In questo tempo segnato dalla guerra, dalla distruzione e da una crescente precarietà, la Terra Santa vive una situazione particolarmente drammatica. Le comunità cristiane, già minoritarie, sono oggi messe a dura prova: molte famiglie hanno perso il lavoro legato ai pellegrinaggi, le scuole faticano a proseguire, e intere realtà rischiano di scomparire. Sostenere i cristiani della Terra Santa significa offrire una speranza concreta a chi ogni giorno lotta per rimanere nella propria terra.

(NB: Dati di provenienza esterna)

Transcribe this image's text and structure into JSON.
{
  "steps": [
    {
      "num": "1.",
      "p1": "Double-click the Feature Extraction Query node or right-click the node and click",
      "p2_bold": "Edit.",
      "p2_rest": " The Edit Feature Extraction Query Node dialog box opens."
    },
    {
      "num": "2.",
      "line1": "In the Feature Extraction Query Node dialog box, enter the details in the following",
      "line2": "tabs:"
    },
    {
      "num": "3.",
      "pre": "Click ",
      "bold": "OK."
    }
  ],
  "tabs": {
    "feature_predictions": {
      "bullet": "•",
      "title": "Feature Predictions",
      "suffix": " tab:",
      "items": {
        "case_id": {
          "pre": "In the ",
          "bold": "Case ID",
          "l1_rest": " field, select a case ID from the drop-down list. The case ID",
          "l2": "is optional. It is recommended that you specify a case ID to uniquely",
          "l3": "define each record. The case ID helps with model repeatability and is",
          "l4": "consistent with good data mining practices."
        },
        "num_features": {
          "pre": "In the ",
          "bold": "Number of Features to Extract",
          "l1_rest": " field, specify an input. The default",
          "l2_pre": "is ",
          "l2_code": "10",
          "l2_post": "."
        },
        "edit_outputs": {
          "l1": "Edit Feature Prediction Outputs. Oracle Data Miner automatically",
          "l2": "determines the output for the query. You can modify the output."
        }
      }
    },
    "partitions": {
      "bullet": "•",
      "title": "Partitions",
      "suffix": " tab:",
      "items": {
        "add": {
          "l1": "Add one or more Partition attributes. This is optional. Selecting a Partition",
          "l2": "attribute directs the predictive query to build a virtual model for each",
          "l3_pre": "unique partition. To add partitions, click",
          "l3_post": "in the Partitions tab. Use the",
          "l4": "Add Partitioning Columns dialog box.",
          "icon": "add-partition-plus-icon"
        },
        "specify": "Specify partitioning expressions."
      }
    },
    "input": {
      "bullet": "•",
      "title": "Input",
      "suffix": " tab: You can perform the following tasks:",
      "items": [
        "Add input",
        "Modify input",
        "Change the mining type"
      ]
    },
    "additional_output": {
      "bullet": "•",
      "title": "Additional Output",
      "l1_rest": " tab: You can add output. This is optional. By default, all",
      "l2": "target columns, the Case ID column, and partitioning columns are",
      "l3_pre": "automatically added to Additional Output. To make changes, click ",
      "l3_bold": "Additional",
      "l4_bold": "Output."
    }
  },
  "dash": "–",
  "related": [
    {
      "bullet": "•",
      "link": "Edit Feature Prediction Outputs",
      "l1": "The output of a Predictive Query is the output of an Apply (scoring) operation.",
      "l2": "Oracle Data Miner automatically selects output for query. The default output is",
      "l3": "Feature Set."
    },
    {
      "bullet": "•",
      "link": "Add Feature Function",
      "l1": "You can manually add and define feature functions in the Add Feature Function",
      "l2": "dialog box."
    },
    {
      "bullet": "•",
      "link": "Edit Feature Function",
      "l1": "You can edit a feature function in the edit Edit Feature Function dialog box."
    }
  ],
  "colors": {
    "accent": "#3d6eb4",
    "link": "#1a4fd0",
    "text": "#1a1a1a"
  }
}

La Colletta del Venerdì Santo rappresenta dunque un segno concreto di vicinanza e di comunione ecclesiale: non solo un aiuto economico, ma un gesto di partecipazione alla vita di quelle comunità che custodiscono i Luoghi Santi e testimoniano il Vangelo nei luoghi stessi in cui esso è nato.
Attraverso le offerte raccolte, la Custodia francescana può continuare la sua missione fondamentale: preservare i Luoghi Santi – le «pietre della memoria» – e sostenere le «pietre vive», cioè le comunità cristiane locali, mediante attività pastorali, educative, sanitarie e sociali.
Il sostegno si traduce concretamente in numerosi interventi: manutenzione e restauro dei santuari, accoglienza dei pellegrini, sostegno alle scuole e alle università, aiuto alle famiglie, assistenza sanitaria, progetti educativi e sociali per bambini e giovani, fino al supporto alle popolazioni più colpite dal conflitto.
Secondo le disposizioni vigenti, una parte delle offerte è destinata direttamente alla Custodia di Terra Santa, mentre la restante è affidata al Dicastero per le Chiese Orientali, che la redistribuisce a sostegno delle Chiese locali nei diversi Paesi coinvolti.
Le offerte raccolte, come stabilito dal canone 1266 del Codice di Diritto Canonico, devono essere versate integralmente, senza trattenere alcuna quota.
Il versamento potrà essere effettuato con le seguenti modalità:
- bonifico bancario – IBAN: IT52C0306909606100000000713, intestato a Amministrazione Curia Arcivescovile, causale: “Colletta Custodia Terra Santa”;
- bollettino postale n. 11314093, intestato a Curia Arcivescovile, causale: “Colletta Custodia Terra Santa”;
- in contanti o assegno, consegnati direttamente all’Ufficio amministrativo della Curia diocesana.
In un tempo segnato da tanta sofferenza, ogni contributo diventa segno concreto di fraternità e speranza, capace di sostenere chi continua a vivere e testimoniare la fede nei luoghi santi del cristianesimo.